Moment de bonheur pour Latifi sur le circuit Gilles-Villeneuve

MONTRÉAL — Le Torontois Nicholas Latifi était tout sourire après vécu sa première expérience au volant d’une Formule 1 lors d’une fin de semaine de course. Et même le fait d’avoir réalisé le pire chrono de la matinée au volant de la Force India, à presque quatre secondes du meneur Max Verstappen, n’a pas suffi à gâcher son moment de bonheur.

Confirmé pilote réserviste de l’écurie indienne en début d’année, Latifi a pris la place du Mexicain Sergio Perez pendant la première séance d’essais libres de 90 minutes, vendredi matin, sur le circuit Gilles-Villeneuve en prévision du Grand Prix du Canada.

«C’est vraiment une sensation spéciale», a reconnu le pilote de 22 ans. «À mon dernier tour, je pouvais voir les amateurs agiter le drapeau canadien pour moi.»

Il a complété 28 tours, son plus rapide en 1:17,145. Et comme plusieurs pilotes plus expérimentés que lui, il a fait une incursion hors piste, court-circuitant la chicane no 9.

Il avait déjà pris part à des essais sur le circuit espagnol de Catalunya le mois dernier en guise de préparation, mais cette nouvelle expérience lui a permis de goûter vraiment à l’ambiance du grand cirque de la F1. «Il était prévu qu’on m’offre l’occasion d’acquérir de l’expérience lors d’un Grand Prix officiel et cela était logique de le faire à Montréal où je suis né.»

Des étapes à franchir

Si son objectif ultime demeure d’obtenir un jour un volant permanent en F1, Latifi est conscient qu’il lui reste des étapes à franchir. «La chose la plus importante pour l’instant, c’est d’obtenir ma super-licence et pour cela je dois terminer au moins au cinquième rang du Championnat de F2 pour obtenir les points nécessaires.
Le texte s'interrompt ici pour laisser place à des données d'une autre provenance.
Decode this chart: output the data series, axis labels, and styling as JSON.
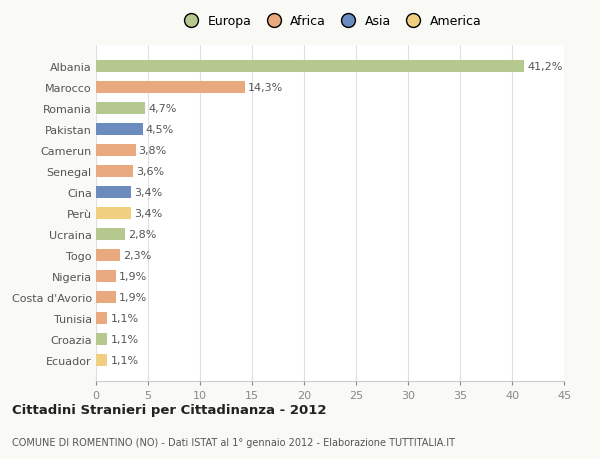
{
  "categories": [
    "Albania",
    "Marocco",
    "Romania",
    "Pakistan",
    "Camerun",
    "Senegal",
    "Cina",
    "Perù",
    "Ucraina",
    "Togo",
    "Nigeria",
    "Costa d'Avorio",
    "Tunisia",
    "Croazia",
    "Ecuador"
  ],
  "values": [
    41.2,
    14.3,
    4.7,
    4.5,
    3.8,
    3.6,
    3.4,
    3.4,
    2.8,
    2.3,
    1.9,
    1.9,
    1.1,
    1.1,
    1.1
  ],
  "labels": [
    "41,2%",
    "14,3%",
    "4,7%",
    "4,5%",
    "3,8%",
    "3,6%",
    "3,4%",
    "3,4%",
    "2,8%",
    "2,3%",
    "1,9%",
    "1,9%",
    "1,1%",
    "1,1%",
    "1,1%"
  ],
  "bar_colors": [
    "#b5c98e",
    "#e8a97e",
    "#b5c98e",
    "#6b8cbf",
    "#e8a97e",
    "#e8a97e",
    "#6b8cbf",
    "#f0d080",
    "#b5c98e",
    "#e8a97e",
    "#e8a97e",
    "#e8a97e",
    "#e8a97e",
    "#b5c98e",
    "#f0d080"
  ],
  "legend_labels": [
    "Europa",
    "Africa",
    "Asia",
    "America"
  ],
  "legend_colors": [
    "#b5c98e",
    "#e8a97e",
    "#6b8cbf",
    "#f0d080"
  ],
  "xlim": [
    0,
    45
  ],
  "xticks": [
    0,
    5,
    10,
    15,
    20,
    25,
    30,
    35,
    40,
    45
  ],
  "title": "Cittadini Stranieri per Cittadinanza - 2012",
  "subtitle": "COMUNE DI ROMENTINO (NO) - Dati ISTAT al 1° gennaio 2012 - Elaborazione TUTTITALIA.IT",
  "background_color": "#f9f9f6",
  "plot_bg_color": "#ffffff",
  "grid_color": "#e0e0e0",
  "bar_height": 0.55,
  "label_fontsize": 8,
  "tick_fontsize": 8,
  "legend_fontsize": 9
}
Mes expériences en F1 représentent un extra pour moi, mais je reste concentré sur ma saison en F2.»

D’ailleurs, immédiatement après le Grand Prix du Canada, il retournera en Europe pour poursuivre sa préparation en vue de la cinquième manche du Championnat de F2 au Castellet en France qui sera présentée du 22 au 24 juin.
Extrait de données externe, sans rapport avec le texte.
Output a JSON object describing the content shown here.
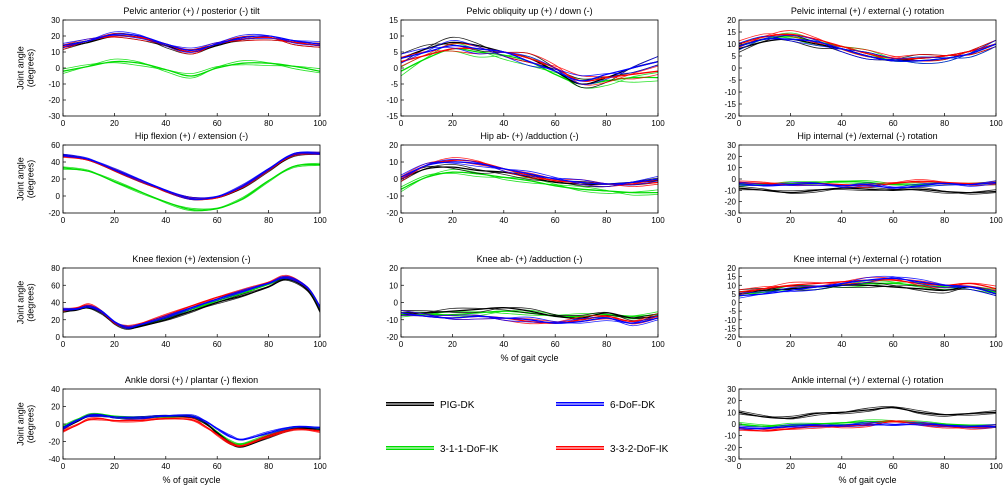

Membre de l’équipe française DAMS en F2, il occupe le 10e rang du classement après huit courses, lui qui a été limité à un seul podium cette saison; une troisième place en Azerbaïdjan fin avril. Son coéquipier Alexandre Albon est troisième au championnat, avec notamment une victoire. Cette série aligne aussi plusieurs autres espoirs de la F1, dont les Britanniques Lando Norris (McLaren) et George Russell (Mercedes).

«J’attendais beaucoup plus de mon début de saison», a d’ailleurs reconnu Latifi. «Ma priorité d’ici la fin de la saison sera de bien faire en F2.»
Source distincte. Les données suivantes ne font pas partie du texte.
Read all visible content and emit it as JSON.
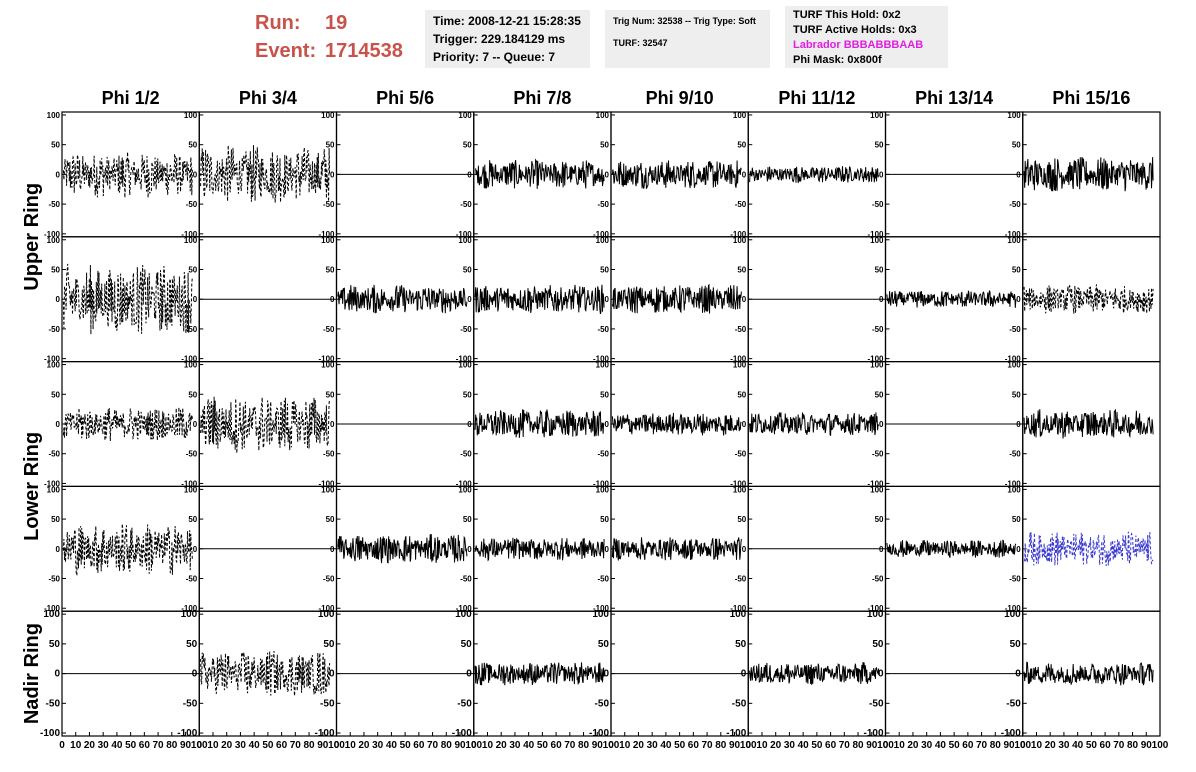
{
  "header": {
    "run_label": "Run:",
    "run": "19",
    "event_label": "Event:",
    "event": "1714538"
  },
  "info_boxes": [
    [
      "Time: 2008-12-21 15:28:35",
      "Trigger: 229.184129 ms",
      "Priority: 7 -- Queue: 7"
    ],
    [
      "Trig Num: 32538 -- Trig Type: Soft",
      "TURF: 32547"
    ],
    [
      "TURF This Hold: 0x2",
      "TURF Active Holds: 0x3",
      "Labrador BBBABBBAAB",
      "Phi Mask: 0x800f"
    ]
  ],
  "columns": [
    "Phi 1/2",
    "Phi 3/4",
    "Phi 5/6",
    "Phi 7/8",
    "Phi 9/10",
    "Phi 11/12",
    "Phi 13/14",
    "Phi 15/16"
  ],
  "row_labels": [
    "Upper Ring",
    "Lower Ring",
    "Nadir Ring"
  ],
  "axes": {
    "xlim": [
      0,
      100
    ],
    "xticks": [
      0,
      10,
      20,
      30,
      40,
      50,
      60,
      70,
      80,
      90,
      100
    ],
    "ylim": [
      -105,
      105
    ],
    "yticks": [
      -100,
      -50,
      0,
      50,
      100
    ]
  },
  "panels": [
    [
      {
        "trace": "dashed",
        "color": "#000000",
        "amplitude": 40
      },
      {
        "trace": "dashed",
        "color": "#000000",
        "amplitude": 50
      },
      {
        "trace": "flat",
        "color": "#000000",
        "amplitude": 0
      },
      {
        "trace": "solid",
        "color": "#000000",
        "amplitude": 25
      },
      {
        "trace": "solid",
        "color": "#000000",
        "amplitude": 25
      },
      {
        "trace": "solid",
        "color": "#000000",
        "amplitude": 15
      },
      {
        "trace": "flat",
        "color": "#000000",
        "amplitude": 0
      },
      {
        "trace": "solid",
        "color": "#000000",
        "amplitude": 30
      }
    ],
    [
      {
        "trace": "dashed",
        "color": "#000000",
        "amplitude": 60
      },
      {
        "trace": "flat",
        "color": "#000000",
        "amplitude": 0
      },
      {
        "trace": "solid",
        "color": "#000000",
        "amplitude": 25
      },
      {
        "trace": "solid",
        "color": "#000000",
        "amplitude": 25
      },
      {
        "trace": "solid",
        "color": "#000000",
        "amplitude": 25
      },
      {
        "trace": "flat",
        "color": "#000000",
        "amplitude": 0
      },
      {
        "trace": "solid",
        "color": "#000000",
        "amplitude": 15
      },
      {
        "trace": "dashed",
        "color": "#000000",
        "amplitude": 25
      }
    ],
    [
      {
        "trace": "dashed",
        "color": "#000000",
        "amplitude": 30
      },
      {
        "trace": "dashed",
        "color": "#000000",
        "amplitude": 50
      },
      {
        "trace": "flat",
        "color": "#000000",
        "amplitude": 0
      },
      {
        "trace": "solid",
        "color": "#000000",
        "amplitude": 25
      },
      {
        "trace": "solid",
        "color": "#000000",
        "amplitude": 20
      },
      {
        "trace": "solid",
        "color": "#000000",
        "amplitude": 20
      },
      {
        "trace": "flat",
        "color": "#000000",
        "amplitude": 0
      },
      {
        "trace": "solid",
        "color": "#000000",
        "amplitude": 25
      }
    ],
    [
      {
        "trace": "dashed",
        "color": "#000000",
        "amplitude": 45
      },
      {
        "trace": "flat",
        "color": "#000000",
        "amplitude": 0
      },
      {
        "trace": "solid",
        "color": "#000000",
        "amplitude": 25
      },
      {
        "trace": "solid",
        "color": "#000000",
        "amplitude": 20
      },
      {
        "trace": "solid",
        "color": "#000000",
        "amplitude": 20
      },
      {
        "trace": "flat",
        "color": "#000000",
        "amplitude": 0
      },
      {
        "trace": "solid",
        "color": "#000000",
        "amplitude": 15
      },
      {
        "trace": "dashed",
        "color": "#3a3ad0",
        "amplitude": 30
      }
    ],
    [
      {
        "trace": "flat",
        "color": "#000000",
        "amplitude": 0
      },
      {
        "trace": "dashed",
        "color": "#000000",
        "amplitude": 40
      },
      {
        "trace": "flat",
        "color": "#000000",
        "amplitude": 0
      },
      {
        "trace": "solid",
        "color": "#000000",
        "amplitude": 20
      },
      {
        "trace": "flat",
        "color": "#000000",
        "amplitude": 0
      },
      {
        "trace": "solid",
        "color": "#000000",
        "amplitude": 20
      },
      {
        "trace": "flat",
        "color": "#000000",
        "amplitude": 0
      },
      {
        "trace": "solid",
        "color": "#000000",
        "amplitude": 20
      }
    ]
  ]
}
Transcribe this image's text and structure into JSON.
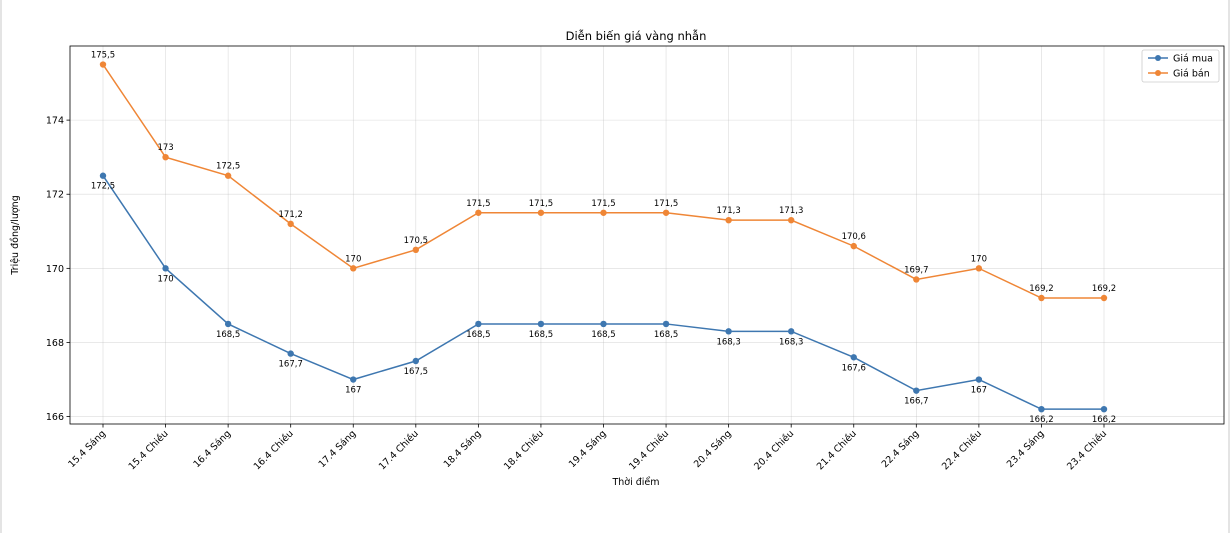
{
  "chart_data": {
    "type": "line",
    "title": "Diễn biến giá vàng nhẫn",
    "xlabel": "Thời điểm",
    "ylabel": "Triệu đồng/lượng",
    "categories": [
      "15.4 Sáng",
      "15.4 Chiều",
      "16.4 Sáng",
      "16.4 Chiều",
      "17.4 Sáng",
      "17.4 Chiều",
      "18.4 Sáng",
      "18.4 Chiều",
      "19.4 Sáng",
      "19.4 Chiều",
      "20.4 Sáng",
      "20.4 Chiều",
      "21.4 Chiều",
      "22.4 Sáng",
      "22.4 Chiều",
      "23.4 Sáng",
      "23.4 Chiều"
    ],
    "ylim": [
      165.8,
      176.0
    ],
    "yticks": [
      166,
      168,
      170,
      172,
      174
    ],
    "yticks_labels": [
      "166",
      "168",
      "170",
      "172",
      "174"
    ],
    "grid": true,
    "legend_position": "top-right",
    "series": [
      {
        "name": "Giá mua",
        "color": "#3e77b0",
        "label_position": "below",
        "values": [
          172.5,
          170,
          168.5,
          167.7,
          167,
          167.5,
          168.5,
          168.5,
          168.5,
          168.5,
          168.3,
          168.3,
          167.6,
          166.7,
          167,
          166.2,
          166.2
        ],
        "labels": [
          "172,5",
          "170",
          "168,5",
          "167,7",
          "167",
          "167,5",
          "168,5",
          "168,5",
          "168,5",
          "168,5",
          "168,3",
          "168,3",
          "167,6",
          "166,7",
          "167",
          "166,2",
          "166,2"
        ]
      },
      {
        "name": "Giá bán",
        "color": "#ef8636",
        "label_position": "above",
        "values": [
          175.5,
          173,
          172.5,
          171.2,
          170,
          170.5,
          171.5,
          171.5,
          171.5,
          171.5,
          171.3,
          171.3,
          170.6,
          169.7,
          170,
          169.2,
          169.2
        ],
        "labels": [
          "175,5",
          "173",
          "172,5",
          "171,2",
          "170",
          "170,5",
          "171,5",
          "171,5",
          "171,5",
          "171,5",
          "171,3",
          "171,3",
          "170,6",
          "169,7",
          "170",
          "169,2",
          "169,2"
        ]
      }
    ]
  }
}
Impossible de parler de l’avenir de Latifi en F1 sans évoquer le récent investissement de son père, Michael Latifi, propriétaire du groupe agroalimentaire Safina, dans le groupe McLaren pour plus de 350 millions $US.

«L’investissement de mon père n’a rien à voir avec ma carrière en course automobile. Il s’agit simplement d’une opportunité d’affaires pour lui. Quant à savoir si je vais accéder à la F1, ce sont mes performances en piste en F2 qui vont le déterminer. Et le plus tôt sera le mieux pour moi.»

Dans l’immédiat, il entend continuer à profiter de son week-end de course avec les membres de sa famille, dont plusieurs résident toujours à Montréal, et ses amis.